Ceux qui connaissent et maîtrisent le monde du Grandeur Nature connaissent généralement le principe d’une murder, et certains se frottent d’ailleurs tout d’abord à celle-ci avant de se tourner vers le GN !

Mais pour les autres, j’imagine déjà vos innombrables questions et vos sourcils froncés devant ce principe quelque peu inconnu du grand public, bien qu’il ait tendance aujourd’hui à se démocratiser. Pour exemples, le Musée du Louvre compte organiser d’ici peu une murder géante en son sein et on ne compte plus le nombre de structures qui se sont spécialisées dans l’organisation de murder party à destination des entreprises.

 

Qu’est-ce donc que cette « murder party » me demanderez-vous ?

 

Photo murder 6

(Murder : Dieu est mort, conçue et rédigée par SPSR)

 

1. Le principe

C’est un divertissement qui consiste à se mettre dans la peau d’un personnage au cours d’une soirée, et de vivre, avec un maximum de réalisme, une aventure en général pleine de rebondissements. De par son titre, on se doute que la « murder » tourne autour d’une énigme (ou d’un meurtre, ô surprise !) que les personnages vont devoir résoudre. Bien entendu, souvent, le principe est de découvrir qui est l’assassin, en sachant que celui-ci se cache parmi les participants.
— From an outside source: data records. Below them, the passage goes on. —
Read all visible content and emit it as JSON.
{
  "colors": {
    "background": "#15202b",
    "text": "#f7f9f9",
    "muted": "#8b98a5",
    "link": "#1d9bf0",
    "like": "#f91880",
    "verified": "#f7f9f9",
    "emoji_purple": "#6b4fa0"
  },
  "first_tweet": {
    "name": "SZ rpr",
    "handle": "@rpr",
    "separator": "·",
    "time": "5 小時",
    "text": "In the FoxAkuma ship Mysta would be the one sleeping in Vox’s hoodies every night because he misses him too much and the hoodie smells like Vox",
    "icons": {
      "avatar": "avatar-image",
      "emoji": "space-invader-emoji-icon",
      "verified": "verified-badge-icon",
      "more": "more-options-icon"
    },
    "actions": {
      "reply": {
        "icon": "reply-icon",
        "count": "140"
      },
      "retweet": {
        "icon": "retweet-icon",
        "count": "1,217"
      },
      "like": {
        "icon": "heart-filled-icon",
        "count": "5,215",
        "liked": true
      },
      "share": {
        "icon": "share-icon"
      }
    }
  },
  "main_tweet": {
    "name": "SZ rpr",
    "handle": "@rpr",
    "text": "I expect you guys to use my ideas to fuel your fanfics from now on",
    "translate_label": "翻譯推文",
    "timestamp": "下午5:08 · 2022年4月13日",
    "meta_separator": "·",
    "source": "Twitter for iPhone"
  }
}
Mais ce n’est pas forcément la seule énigme à laquelle les joueurs font face au cours du jeu.

Se déroulant sur un temps relativement court, communément le temps d’une grosse soirée (entre 2 et 7 heures), la murder a pour grand avantage de présenter une certaine facilité d’organisation (un temps court dans un environnement simple).

Elle peut accueillir entre 2 et plus d’une centaine de personnes, mais de manière habituelle, elle met en scène moins d’une dizaine de personnages.

 

Photo murder

(Murder : Good Vibrations, conçue et rédigée par Sébastien Duverger-Nédellec)

 

L’environnement est défini dans le livret qui présente l’histoire (un bar, une taverne, une villa américaine, une soucoupe volante…. tout est possible !). Habituellement, il suffit de trouver une ou deux pièces dans une maison ou un appartement et d’y installer quelques éléments d’ambiance pour que cela suffise. Après, si cela est possible, il est bien sûr plus appréciable de profiter de plus de pièces voire d’un jardin… mais cela ne doit pas se présenter comme un problème si les organisateurs ne possèdent pas une grande surface pour leur murder. Après tout, le plus important ce sont les joueurs car ce sont eux qui créent le jeu !

C’est donc une forme de jeu de rôle, mêlé à un jeu d’enquête et d’énigme. Tout comme le GN, elle s’inspire de nombreux autres jeux ou divertissements, comme les jeux de piste, le théâtre, la littérature policière, les casse-têtes, les chasses au trésor.

Dépendant de l’histoire que vous choisissez, il n’est pas rare de trouver des conseils de lectures, de films, d’oeuvres à aller découvrir sur les fiches, aussi bien à destination des organisateurs que des joueurs, et ce afin de mieux appréhender l’époque et le lieu dans lesquels vous allez évoluer.

 

2. Les joueurs

Ceux-ci incarnent des personnages déjà définis qui vont évoluer dans une histoire déjà écrite. Bien entendu, ceux-ci ne la connaissent pas, enfin, en tout cas, ils n’en reçoivent que quelques informations.

Chaque personnage possède ce qu’on appelle une « histoire personnelle » (background dans le jargon). Celle-ci est rédigée sur une fiche dans laquelle le joueur va trouver diverses informations. Celles-ci se décomposent en plusieurs parties : des renseignements sur le personnage en lui-même (sa vie, son oeuvre…), son caractère, comment il se comporte etc. Informations vitales pour le joueur car il/elle va devoir les respecter afin de se fondre dans son rôle. Ces personnages sont généralement stéréotypés afin que chacun y trouve des repères communs, à l’exemple de personnages de romans policiers comme ceux d’Agatha Christie ! On peut trouver une femme fatale, un mafieux, un agent secret…

Dans un deuxième temps, la fiche expose les raisons de la présence du personnage à la soirée et quels sont ses objectifs, ainsi que ses relations avec les autres joueurs présents, et quels objets il/elle peut posséder au-début du jeu (en sachant que parfois le vol ou la fouille sont autorisés !). Il est très important de retenir ces informations car elles vont définir votre manière d’être au cours de la soirée.

 

Fiche

(Fiche-type de personnage, avec toutes les informations essentielles. Et, oui, chez GNeuh nous maîtrisons le latin !)

 

En plus de cela, chacun possède une présentation générale de l’histoire : pourquoi est-ce que chacun est sur place (sans trop de précision non plus), que s’est-il passé, où se trouvent les personnages etc. ?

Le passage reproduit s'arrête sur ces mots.